1. トップ
  2. 新着ニュース
  3. IT
  4. IT総合

成蹊大など、25Tの高磁場下で鉄系超伝導材料中で最高臨界電流密度を達成

マイナビニュース / 2024年7月23日 19時1分

画像提供:マイナビニュース

成蹊大学、東京工業大学(東工大)、科学技術振興機構(JST)の3者は7月19日、新材料設計指針である「キャリア密度制御と磁束ピン止め点制御の融合」(以下、「今回の新指針」)により、鉄系超伝導材料「SmFeAsO1-xHx薄膜」を創製し、液体ヘリウムの沸点温度(-269℃)で25テスラ(T)の高磁場下まで鉄系超伝導材料の中で最も高い臨界電流密度を達成したことを共同で発表した。

同成果は、成蹊大大学院 理工学研究科の三浦正志教授、東工大の細野秀雄栄誉教授(国際先駆研究機構 元素戦略MDX研究センター 特命教授)、東工大 科学技術創成研究院の平松秀典教授らの共同研究チームによるもの。詳細は、英科学誌「Nature」系の材料科学および材料工学全般を扱う学術誌「Nature Materials」に掲載された。

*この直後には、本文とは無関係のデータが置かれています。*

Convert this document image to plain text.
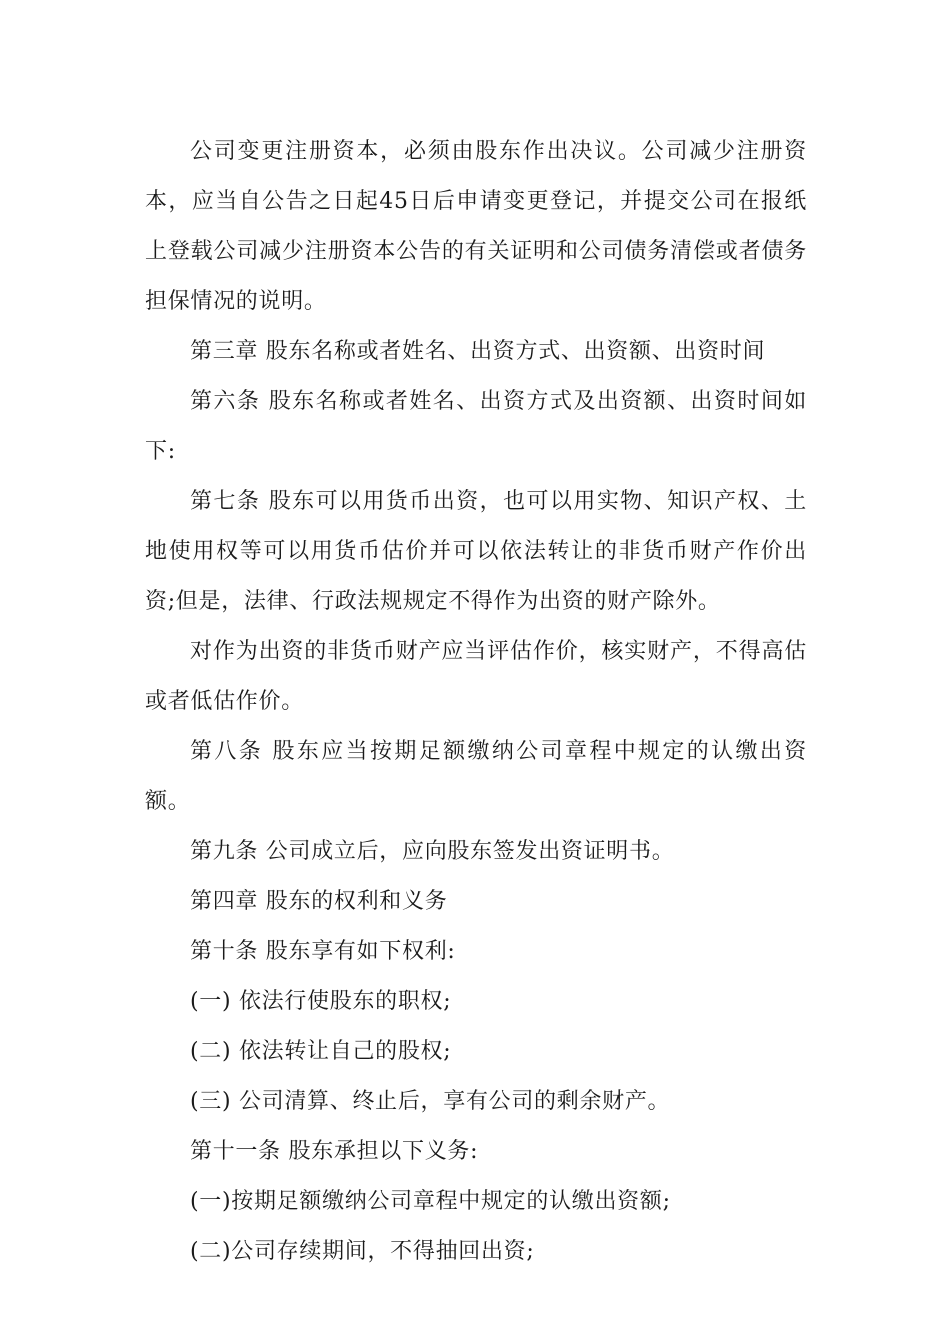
公司变更注册资本，必须由股东作出决议。公司减少注册资本，应当自公告之日起45日后申请变更登记，并提交公司在报纸上登载公司减少注册资本公告的有关证明和公司债务清偿或者债务担保情况的说明。

第三章 股东名称或者姓名、出资方式、出资额、出资时间

第六条 股东名称或者姓名、出资方式及出资额、出资时间如下:

第七条 股东可以用货币出资，也可以用实物、知识产权、土地使用权等可以用货币估价并可以依法转让的非货币财产作价出资;但是，法律、行政法规规定不得作为出资的财产除外。

对作为出资的非货币财产应当评估作价，核实财产，不得高估或者低估作价。

第八条 股东应当按期足额缴纳公司章程中规定的认缴出资额。

第九条 公司成立后，应向股东签发出资证明书。

第四章 股东的权利和义务

第十条 股东享有如下权利:

(一) 依法行使股东的职权;

(二) 依法转让自己的股权;

(三) 公司清算、终止后，享有公司的剩余财产。

第十一条 股东承担以下义务:

(一)按期足额缴纳公司章程中规定的认缴出资额;

(二)公司存续期间，不得抽回出资;
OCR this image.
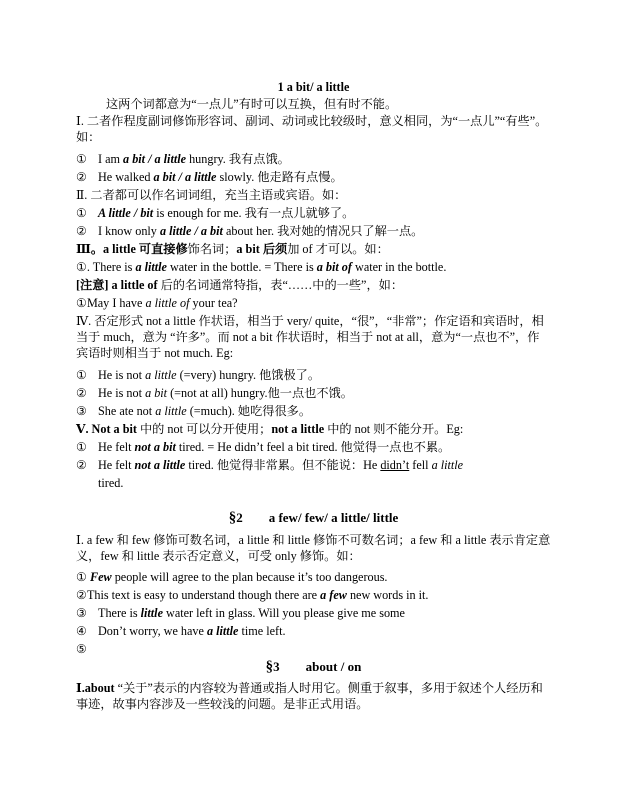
1 a bit/ a little
这两个词都意为“一点儿”有时可以互换，但有时不能。
Ⅰ. 二者作程度副词修饰形容词、副词、动词或比较级时，意义相同，为“一点儿”“有些”。如：
① I am a bit / a little hungry. 我有点饿。
② He walked a bit / a little slowly. 他走路有点慢。
Ⅱ. 二者都可以作名词词组，充当主语或宾语。如：
① A little / bit is enough for me. 我有一点儿就够了。
② I know only a little / a bit about her. 我对她的情况只了解一点。
Ⅲ。a little 可直接修饰名词；a bit 后须加 of 才可以。如：
①. There is a little water in the bottle. = There is a bit of water in the bottle.
[注意] a little of 后的名词通常特指，表“……中的一些”，如：
①May I have a little of your tea?
Ⅳ. 否定形式 not a little 作状语，相当于 very/ quite，“很”，“非常”；作定语和宾语时，相当于 much，意为 “许多”。而 not a bit 作状语时，相当于 not at all，意为“一点也不”，作宾语时则相当于 not much. Eg:
① He is not a little (=very) hungry. 他饿极了。
② He is not a bit (=not at all) hungry.他一点也不饿。
③ She ate not a little (=much). 她吃得很多。
Ⅴ. Not a bit 中的 not 可以分开使用；not a little 中的 not 则不能分开。Eg:
① He felt not a bit tired. = He didn’t feel a bit tired. 他觉得一点也不累。
② He felt not a little tired. 他觉得非常累。但不能说：He didn’t fell a little
tired.
§2 a few/ few/ a little/ little
Ⅰ. a few 和 few 修饰可数名词，a little 和 little 修饰不可数名词；a few 和 a little 表示肯定意义，few 和 little 表示否定意义，可受 only 修饰。如：
① Few people will agree to the plan because it’s too dangerous.
②This text is easy to understand though there are a few new words in it.
③ There is little water left in glass. Will you please give me some
④ Don’t worry, we have a little time left.
⑤
§3 about / on
Ⅰ.about “关于”表示的内容较为普通或指人时用它。侧重于叙事，多用于叙述个人经历和事迹，故事内容涉及一些较浅的问题。是非正式用语。
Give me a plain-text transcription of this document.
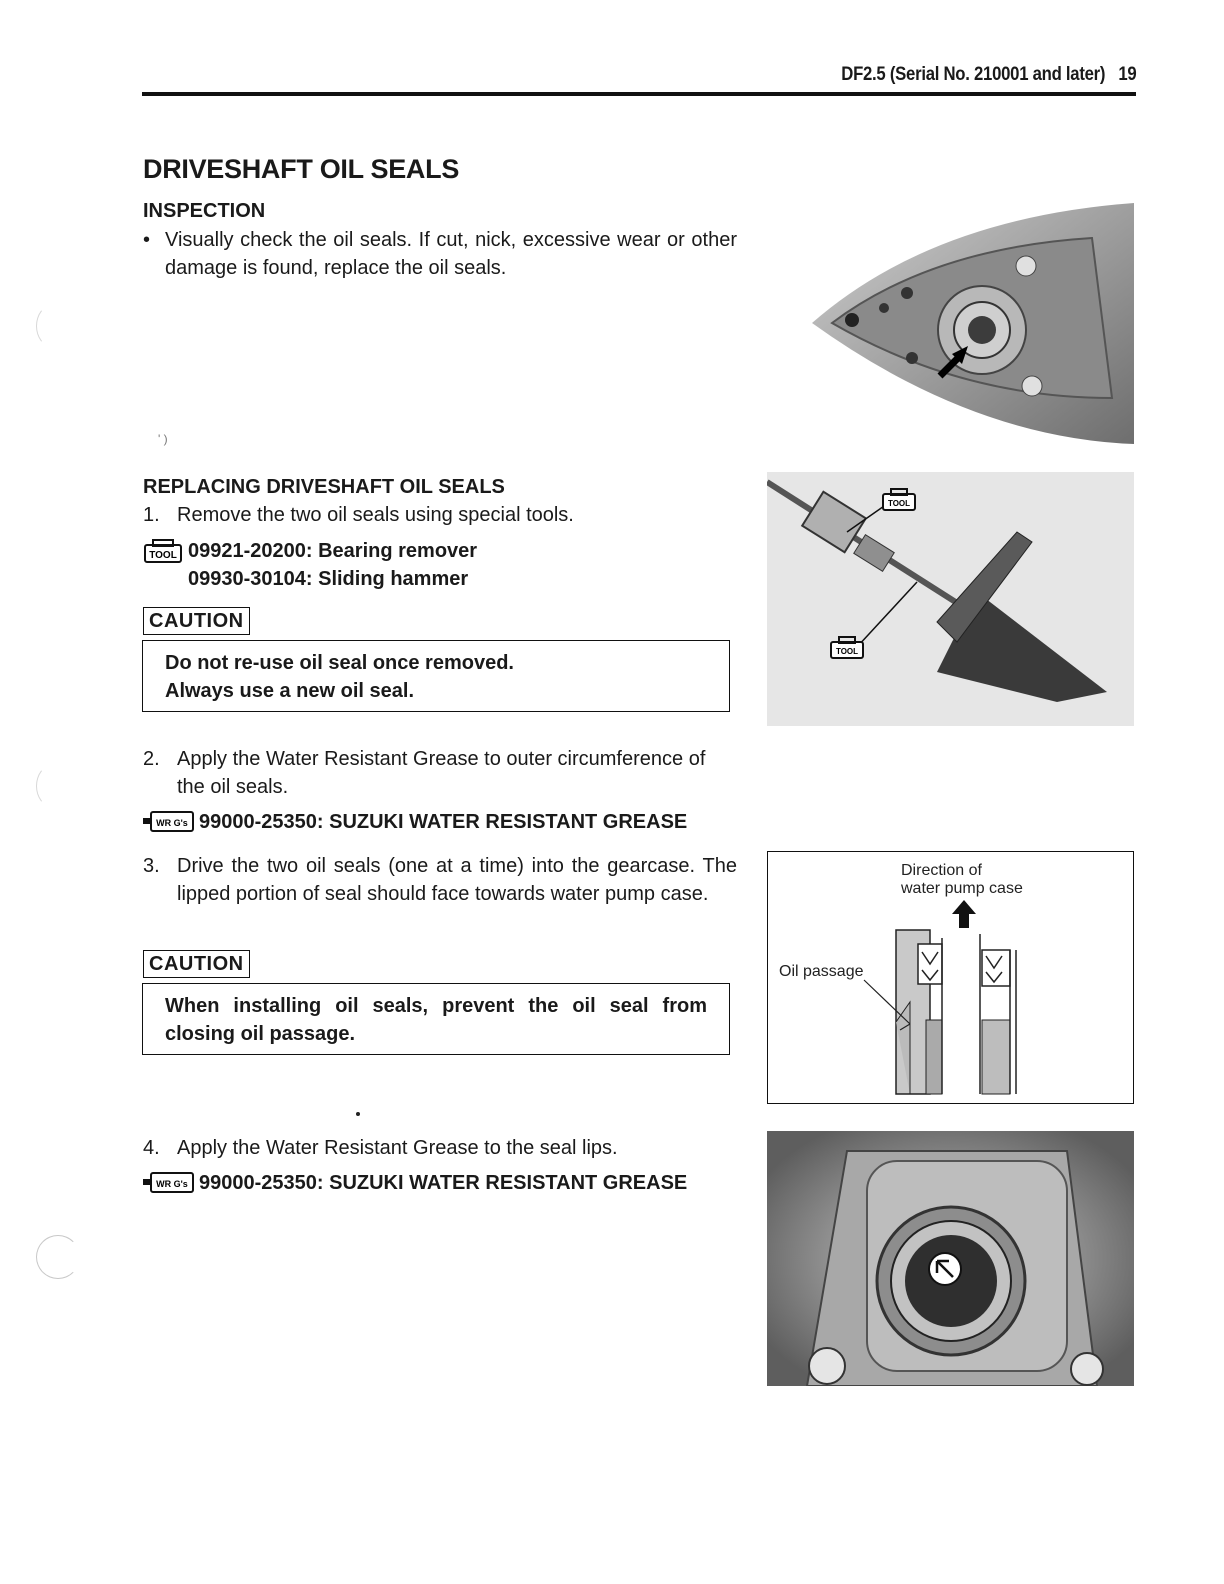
DF2.5 (Serial No. 210001 and later) 19
DRIVESHAFT OIL SEALS
INSPECTION
• Visually check the oil seals. If cut, nick, excessive wear or other damage is found, replace the oil seals.
' )
REPLACING DRIVESHAFT OIL SEALS
1. Remove the two oil seals using special tools.
TOOL 09921-20200: Bearing remover
09930-30104: Sliding hammer
CAUTION
Do not re-use oil seal once removed.
Always use a new oil seal.
TOOL
TOOL
2. Apply the Water Resistant Grease to outer circumference of the oil seals.
WR G's 99000-25350: SUZUKI WATER RESISTANT GREASE
3. Drive the two oil seals (one at a time) into the gearcase. The lipped portion of seal should face towards water pump case.
CAUTION
When installing oil seals, prevent the oil seal from closing oil passage.
Direction of
water pump case
Oil passage
4. Apply the Water Resistant Grease to the seal lips.
WR G's 99000-25350: SUZUKI WATER RESISTANT GREASE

超伝導材料は、電気抵抗ゼロで大電流(臨界電流)を流せるが、その臨界電流密度を使った応用に実用可能な領域は、臨界温度、不可逆磁場および臨界電流密度の3つのパラメータによって定められる。その応用の幅を広げるには、いかにその領域を広げられるかが重要だ。

そうした中で、多くの超伝導材料において特に大きな課題となっているのが、磁場中臨界電流密度の飛躍的な向上だ。これまでの研究より、超伝導体内に侵入する量子化磁束の運動を抑制する磁束ピン止め点(非超伝導相)の導入が臨界電流密度向上に有効であることは理解されていた。

それに対して研究チームは、臨界電流密度の理論上の限界である対破壊電流密度の向上が、臨界電流密度の向上に大きく影響することを、銅酸化物高温超伝導材料「YBa2Cu3Oy薄膜」について明らかにしてきた。また近年の研究により、対破壊電流密度を向上させるためには、チューニングパラメータであるキャリア(電子)密度、化学圧力やひずみなどを制御することが鍵であることもわかってきたという。そこで今回の研究では、SmFeAsO1-xHx薄膜の水素注入量を調整してキャリア密度を制御し、その上で磁束ピン止め点を導入する今回の新指針による飛躍的な磁場中臨界電流密度の向上を目指したとする。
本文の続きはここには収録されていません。